Avocat d’expérience au sein de grands cabinets, Pierre Jauvin a trouvé un défi à sa mesure. Président d’Industries Cresswell, un fabricant de produits d’acier pour des clients internationaux, il pilote actuellement un projet de transformation numérique qui a notamment permis à cette filiale de Groupe Acier Nova de conserver ses contrats avec Volvo.

À son arrivée chez Cresswell, en 2019, Pierre Jauvin a reçu le mandat de remettre de l’ordre dans l’entreprise et de la faire croître. Il a fait passer son chiffre d’affaires de 18 à 30 millions de dollars grâce à une réorganisation et à une meilleure formation des employés. Maintenant que le manufacturier investit 11 millions dans sa transformation numérique, son patron vise des revenus annuels de 45 millions. Pierre Jauvin explique les grandes lignes de ce virage 4.0 et prodigue au passage quelques judicieux conseils.

Le projet que vous pilotez dans vos installations de Saint-Hubert prend quelle forme ?

Le projet de transformation implique de repenser la production dans son ensemble et le remplacement de la majorité des équipements importants, ainsi que le remplacement du système de gestion manufacturière automatisé (ERP). Nous avons notamment fait l’acquisition de trois nouvelles cellules robotisées de soudure et d’un nouveau centre d’usinage.

Quels conseils donneriez-vous à une organisation qui désire amorcer une transformation numérique ?

Entourez-vous bien et soyez ouvert d’esprit. Prenez le temps qu’il faut pour améliorer ce qui peut l’être avant vos décisions finales, car si on prend notre cas en exemple, la production aura presque doublé avec moins de personnel avant l’arrivée des nouveaux équipements. Évitez aussi d’automatiser des tâches qui n’ont pas réellement besoin de l’être (ou peuvent l’être à moindre coût). Vous pourrez ainsi mettre l’accent sur de nouvelles possibilités et de nouveaux produits. Discutez, impliquez vos clients. Toute cette collecte d’informations pourrait vous éviter bien des soucis et des regrets. Ajoutez les ressources requises. Ne négligez pas votre réalité actuelle, car il y aura des retards, des imprévus, mais il faudra continuer à livrer. Le projet final chez nous est bien différent des premières moutures. Ça fait partie de l’amélioration continue.
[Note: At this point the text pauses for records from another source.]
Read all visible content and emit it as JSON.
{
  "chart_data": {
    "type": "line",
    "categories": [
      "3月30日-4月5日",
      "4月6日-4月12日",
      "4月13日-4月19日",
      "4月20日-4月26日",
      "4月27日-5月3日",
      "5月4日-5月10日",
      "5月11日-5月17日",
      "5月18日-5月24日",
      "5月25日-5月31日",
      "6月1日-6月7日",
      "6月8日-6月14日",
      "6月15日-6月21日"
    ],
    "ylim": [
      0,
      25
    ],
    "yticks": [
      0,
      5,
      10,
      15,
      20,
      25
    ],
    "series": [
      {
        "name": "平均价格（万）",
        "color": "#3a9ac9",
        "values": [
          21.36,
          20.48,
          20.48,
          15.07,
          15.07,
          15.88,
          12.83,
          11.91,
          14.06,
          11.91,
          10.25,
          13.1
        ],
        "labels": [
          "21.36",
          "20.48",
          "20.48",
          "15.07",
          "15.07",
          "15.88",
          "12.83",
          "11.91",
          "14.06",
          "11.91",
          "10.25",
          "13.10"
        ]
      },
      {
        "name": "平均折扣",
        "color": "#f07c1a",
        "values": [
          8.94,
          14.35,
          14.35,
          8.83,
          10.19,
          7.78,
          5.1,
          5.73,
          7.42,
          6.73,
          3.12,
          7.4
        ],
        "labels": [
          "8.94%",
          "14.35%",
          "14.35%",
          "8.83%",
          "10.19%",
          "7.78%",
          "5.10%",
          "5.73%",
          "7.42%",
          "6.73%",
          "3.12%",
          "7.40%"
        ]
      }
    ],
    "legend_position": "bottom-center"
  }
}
PHOTO ROBERT SKINNER, LA PRESSE

L’implantation du numérique n’est pas une étape à prendre à la légère.

Qui vous accompagne dans cette aventure ? Avez-vous reçu une aide extérieure ?

L’accompagnement est la clé. Une entreprise comme la nôtre, même en tenant compte du groupe dont nous faisons partie, ne possédait pas le niveau d’expertise en automatisation et en robotisation qui permettait de faire les meilleurs choix, de nous outiller pour mieux négocier ou d’optimiser l’implantation du numérique. L’apport de l’équipe du Centre de recherche industrielle du Québec (CRIQ) à toutes les étapes, y compris nos visites des fournisseurs potentiels en Europe lors des moments plus calmes de la pandémie, s’est révélé essentiel, tout comme le soutien continu du ministère de l’Économie et de l’Innovation et d’Investissement Québec.

Sentez-vous que cela fait une différence dans votre organisation ?

On sentait avant même l’arrivée des premières nouvelles pièces d’équipement un enthousiasme dans l’ensemble de l’entreprise après trop d’années sans investissement. La formation de nos opérateurs et de nos mécaniciens chez notre fournisseur en Allemagne a permis de poursuivre sur cette lancée. Les clients sont au rendez-vous avec de nouveaux projets. L’adhésion et les efforts soutenus de nos employés à tous les niveaux sont essentiels au succès. La communication continue est aussi essentielle pour éliminer les craintes naturelles face au changement.

La transformation numérique des organisations est-elle incontournable en 2022 ?

Mes 35 années de pratique auprès des entreprises et le lot de fermetures qu’elles m’ont fait connaître m’ont convaincu, il y a longtemps, que le Québec est loin derrière dans une transformation essentielle pour demeurer concurrentiel. Il ne faut pas se fier à une monnaie dépréciée pour compenser. Nos concurrents à nous, qu’ils soient en Scandinavie, en Turquie, au Mexique ou ailleurs, ont tous franchi ce pas.